Microsoft: una riflessione va fatta
Sulla ricerca, su ciò che ne è emerso e sulle conclusioni che se ne possono trarre abbiamo voluto parlare con Pierluigi Mazzuca (nella foto in basso a sinistra) direttore della divisione Customer Consumer
Experience and Services di Microsoft Italia. E la prima domanda, che, come si suol dire sorge spontanea è perché l’indagine, che a quanto risulta a Microsoft è la prima di questo genere (o almeno la prima della quale siano stati resi noti i dati), sia stata voluta e quali risultati il numero uno del software si aspettava di ottenere da una tale verifica.
“Il punto di partenza, non tanto della ricerca in senso stretto quanto del fatto che una riflessione sul tema del licensing andasse fatta – risponde Mazzuca – sta nella considerazione, basata su elementi di conoscenza che avevamo già, che il licensing non è più un aspetto accessorio all’utilizzo del software ma è diventato un nodo che rischia di rallentare la sperimentazione e l’adozione di nuove tecnologie del software e quindi di inficiare l’uso dell’It come asset aziendale”. Infatti, poter sperimentare, oltre che utilizzare, nuove soluzioni è vitale per ogni impresa che dall’It si aspetti un vantaggio competitivo: “Se non si dimostra con un test che una soluzione funziona sarà difficile che l’azienda la vada ad adottare su larga scala”. Un secondo aspetto, che è più direttamente legato alla ricerca, era quello di capire in maniera più precisa in che termini la complessità del licensing veniva percepita dall’utenza.
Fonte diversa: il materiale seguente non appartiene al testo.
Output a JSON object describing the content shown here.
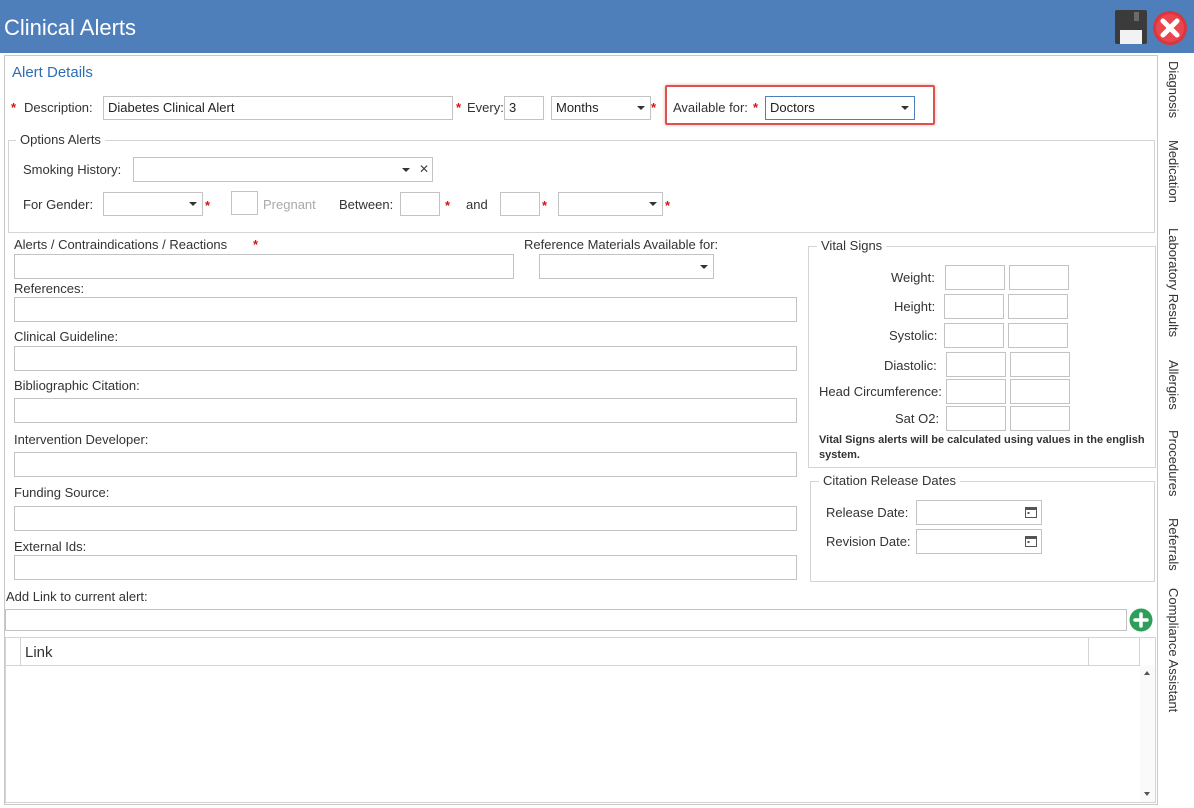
{
  "window": {
    "title": "Clinical Alerts"
  },
  "section_title": "Alert Details",
  "required_mark": "*",
  "description": {
    "label": "Description:",
    "value": "Diabetes Clinical Alert"
  },
  "every": {
    "label": "Every:",
    "value": "3",
    "unit": "Months"
  },
  "available_for": {
    "label": "Available for:",
    "value": "Doctors"
  },
  "options_alerts": {
    "legend": "Options Alerts",
    "smoking_history_label": "Smoking History:",
    "clear_glyph": "✕",
    "for_gender_label": "For Gender:",
    "pregnant_label": "Pregnant",
    "between_label": "Between:",
    "and_label": "and"
  },
  "fields": {
    "alerts_label": "Alerts / Contraindications / Reactions",
    "reference_materials_label": "Reference Materials Available for:",
    "references_label": "References:",
    "clinical_guideline_label": "Clinical Guideline:",
    "bibliographic_citation_label": "Bibliographic Citation:",
    "intervention_developer_label": "Intervention Developer:",
    "funding_source_label": "Funding Source:",
    "external_ids_label": "External Ids:"
  },
  "vital_signs": {
    "legend": "Vital Signs",
    "weight": "Weight:",
    "height": "Height:",
    "systolic": "Systolic:",
    "diastolic": "Diastolic:",
    "head_circumference": "Head Circumference:",
    "sat_o2": "Sat O2:",
    "note": "Vital Signs alerts will be calculated using values in the english system."
  },
  "citation_dates": {
    "legend": "Citation Release Dates",
    "release_date": "Release Date:",
    "revision_date": "Revision Date:"
  },
  "links": {
    "add_label": "Add Link to current alert:",
    "column_link": "Link"
  },
  "side_tabs": [
    "Diagnosis",
    "Medication",
    "Laboratory Results",
    "Allergies",
    "Procedures",
    "Referrals",
    "Compliance Assistant"
  ],
  "colors": {
    "titlebar": "#4f7fbb",
    "section_title": "#2e6db4",
    "required": "#dd1111",
    "highlight_border": "#d9534f",
    "add_button": "#2e9e5b",
    "close_button": "#d9363e"
  },
  "icons": {
    "save": "floppy-disk-icon",
    "close": "close-circle-icon",
    "add": "plus-circle-icon",
    "calendar": "calendar-icon"
  }
}
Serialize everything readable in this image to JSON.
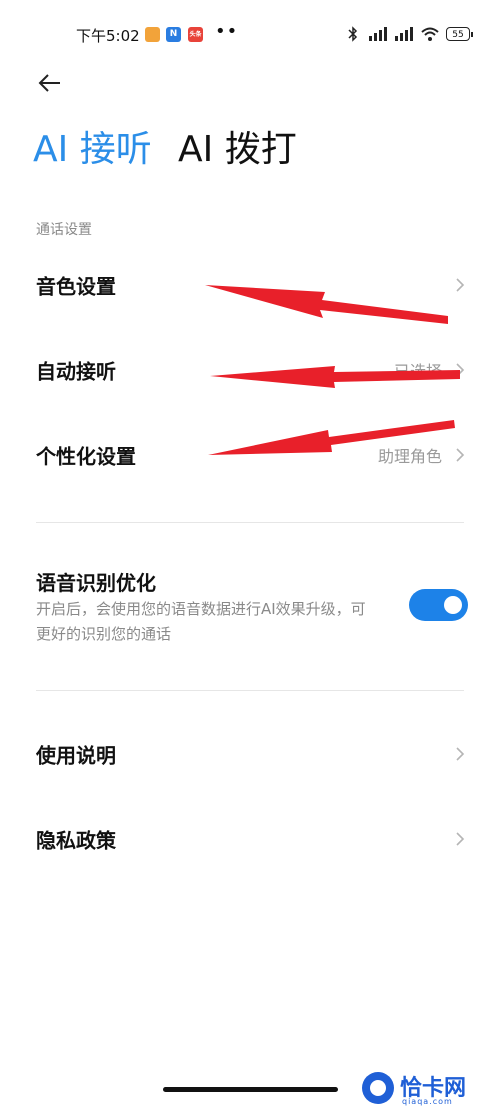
{
  "status_bar": {
    "time": "下午5:02",
    "app_badges": [
      "",
      "N",
      "头条"
    ],
    "more_dots": "••",
    "battery": "55"
  },
  "tabs": [
    {
      "label": "AI 接听",
      "active": true
    },
    {
      "label": "AI 拨打",
      "active": false
    }
  ],
  "section_label": "通话设置",
  "settings": [
    {
      "label": "音色设置",
      "value": ""
    },
    {
      "label": "自动接听",
      "value": "已选择"
    },
    {
      "label": "个性化设置",
      "value": "助理角色"
    }
  ],
  "voice_optimization": {
    "title": "语音识别优化",
    "description": "开启后，会使用您的语音数据进行AI效果升级，可更好的识别您的通话",
    "enabled": true
  },
  "links": [
    {
      "label": "使用说明"
    },
    {
      "label": "隐私政策"
    }
  ],
  "watermark": {
    "name": "恰卡网",
    "url": "qiaqa.com"
  },
  "colors": {
    "accent": "#2b8ee8",
    "toggle": "#1d82e8",
    "annotation_arrow": "#e8202a"
  }
}
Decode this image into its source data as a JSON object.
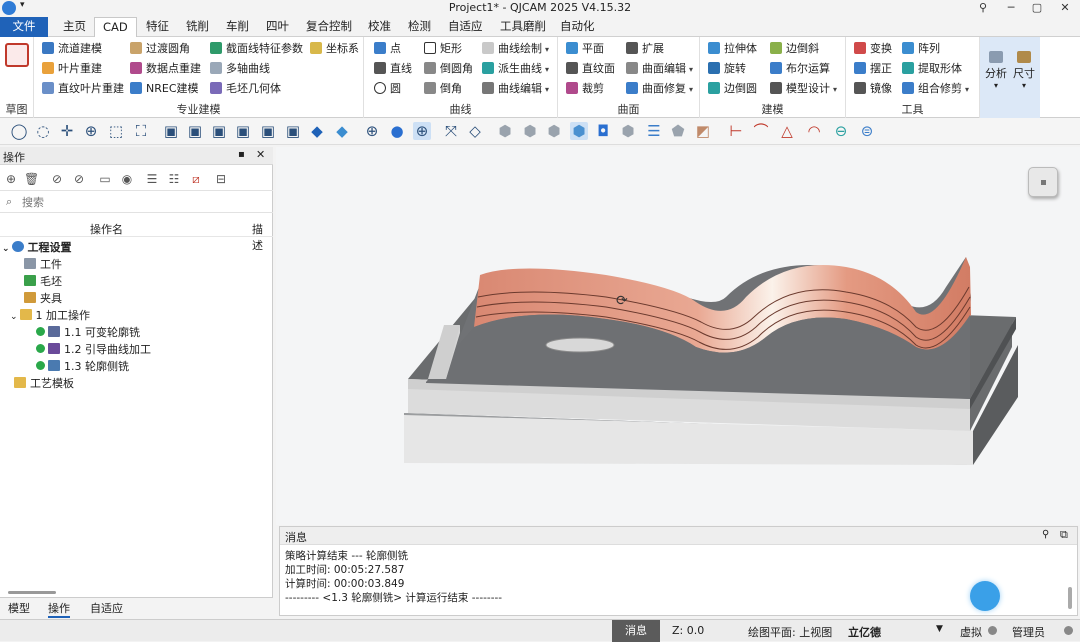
{
  "window": {
    "title": "Project1* - QJCAM 2025 V4.15.32",
    "minimize": "─",
    "maximize": "▢",
    "close": "✕",
    "key": "⚲"
  },
  "tabs": [
    "文件",
    "主页",
    "CAD",
    "特征",
    "铣削",
    "车削",
    "四叶",
    "复合控制",
    "校准",
    "检测",
    "自适应",
    "工具磨削",
    "自动化"
  ],
  "active_tab": "CAD",
  "ribbon": {
    "sketch": {
      "label": "草图"
    },
    "special_modeling": {
      "label": "专业建模",
      "col1": [
        "流道建模",
        "叶片重建",
        "直纹叶片重建"
      ],
      "col2": [
        "过渡圆角",
        "数据点重建",
        "NREC建模"
      ],
      "col3": [
        "截面线特征参数",
        "多轴曲线",
        "毛坯几何体"
      ],
      "col4": [
        "坐标系"
      ]
    },
    "curve": {
      "label": "曲线",
      "col1": [
        "点",
        "直线",
        "圆"
      ],
      "col2": [
        "矩形",
        "倒圆角",
        "倒角"
      ],
      "col3": [
        "曲线绘制",
        "派生曲线",
        "曲线编辑"
      ]
    },
    "surface": {
      "label": "曲面",
      "col1": [
        "平面",
        "直纹面",
        "裁剪"
      ],
      "col2": [
        "扩展",
        "曲面编辑",
        "曲面修复"
      ]
    },
    "modeling": {
      "label": "建模",
      "col1": [
        "拉伸体",
        "旋转",
        "边倒圆"
      ],
      "col2": [
        "边倒斜",
        "布尔运算",
        "模型设计"
      ]
    },
    "tools": {
      "label": "工具",
      "col1": [
        "变换",
        "摆正",
        "镜像"
      ],
      "col2": [
        "阵列",
        "提取形体",
        "组合修剪"
      ]
    },
    "analysis": [
      "分析",
      "尺寸"
    ]
  },
  "panel": {
    "title": "操作",
    "search_placeholder": "搜索",
    "col_name": "操作名",
    "col_desc": "描述",
    "tree": [
      {
        "label": "工程设置",
        "bold": true
      },
      {
        "label": "工件"
      },
      {
        "label": "毛坯"
      },
      {
        "label": "夹具"
      },
      {
        "label": "1 加工操作"
      },
      {
        "label": "1.1 可变轮廓铣"
      },
      {
        "label": "1.2 引导曲线加工"
      },
      {
        "label": "1.3 轮廓侧铣"
      },
      {
        "label": "工艺模板"
      }
    ]
  },
  "bottom_tabs": [
    "模型",
    "操作",
    "自适应"
  ],
  "messages": {
    "title": "消息",
    "lines": [
      "策略计算结束 --- 轮廓侧铣",
      "加工时间: 00:05:27.587",
      "计算时间: 00:00:03.849",
      "--------- <1.3 轮廓侧铣> 计算运行结束 --------"
    ]
  },
  "status": {
    "msg": "消息",
    "z": "Z:  0.0",
    "plane": "绘图平面: 上视图",
    "brand": "立亿德",
    "mode": "虚拟",
    "user": "管理员"
  },
  "colors": {
    "file_tab": "#1f62b8",
    "tool_surface": "#e8a893",
    "part_gray": "#6a6c6e"
  }
}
Un problema importante soprattutto nelle aziende dalla struttura articolata e geograficamente estesa, la cui comprensione, osserva Mazzuca, “avrebbe aiutato a meglio calibrare le proposte di offerta esistenti”.
Da questo punto di vista i risultati ci sono stati, rivelando ad esempio (grazie anche a un supplemento di ricerca condotto specificamente per l’Italia, ma i cui dati per ora restano riservati) come la percezione della complessità sia più marcata nelle aziende del midmarket, quelle cioè che, secondo la metodologia Microsoft, hanno tra i 200 e i 500 Pc.
“In questa fascia d’imprese, probabilmente per il fatto di non avere strutture di acquisto del calibro di quelle di una grande banca – prosegue Mazzuca – l’idea che l’approvvigionamento del software sia un problema e crei difficoltà è più evidente”. Diventa chiara quindi, anche se, come dice il nostro interlocutore, “bisogna leggere un po’ tra le righe”, la percezione che sulla flessibilità dei modelli di licensing i fornitori debbano ancora lavorare. E parliamo di fornitori in generale perché una cosa prevedibile, ma non così ovvia, emersa dalla ricerca è che i problemi di complessità dei contratti valgono per tutti, anche se la dimensione e la gamma d’offerta del gigante del software li rende più evidenti. “Ma esiste anche un’altra dimensione della complessità – prosegue Mazzuca – che è figlia della flessibilità. Nel senso che più opzioni vengono date più il licensing si complica. Ad esempio, il solo fatto di offrire la licenza software in acquisto o in noleggio raddoppia tutte le opzioni e crea un ulteriore fattore di complessità operativa derivante dal fatto di stabilire volta a volta quale scelta sia più conveniente”.
Bisogna riscuotere fiducia
Le ricerche di mercato si fanno, come ovvio, per acquisire conoscenze utili a indirizzare le attività aziendali. Al di là quindi del sapere come stanno le cose, quali risultati si sono ottenuti da questa indagine?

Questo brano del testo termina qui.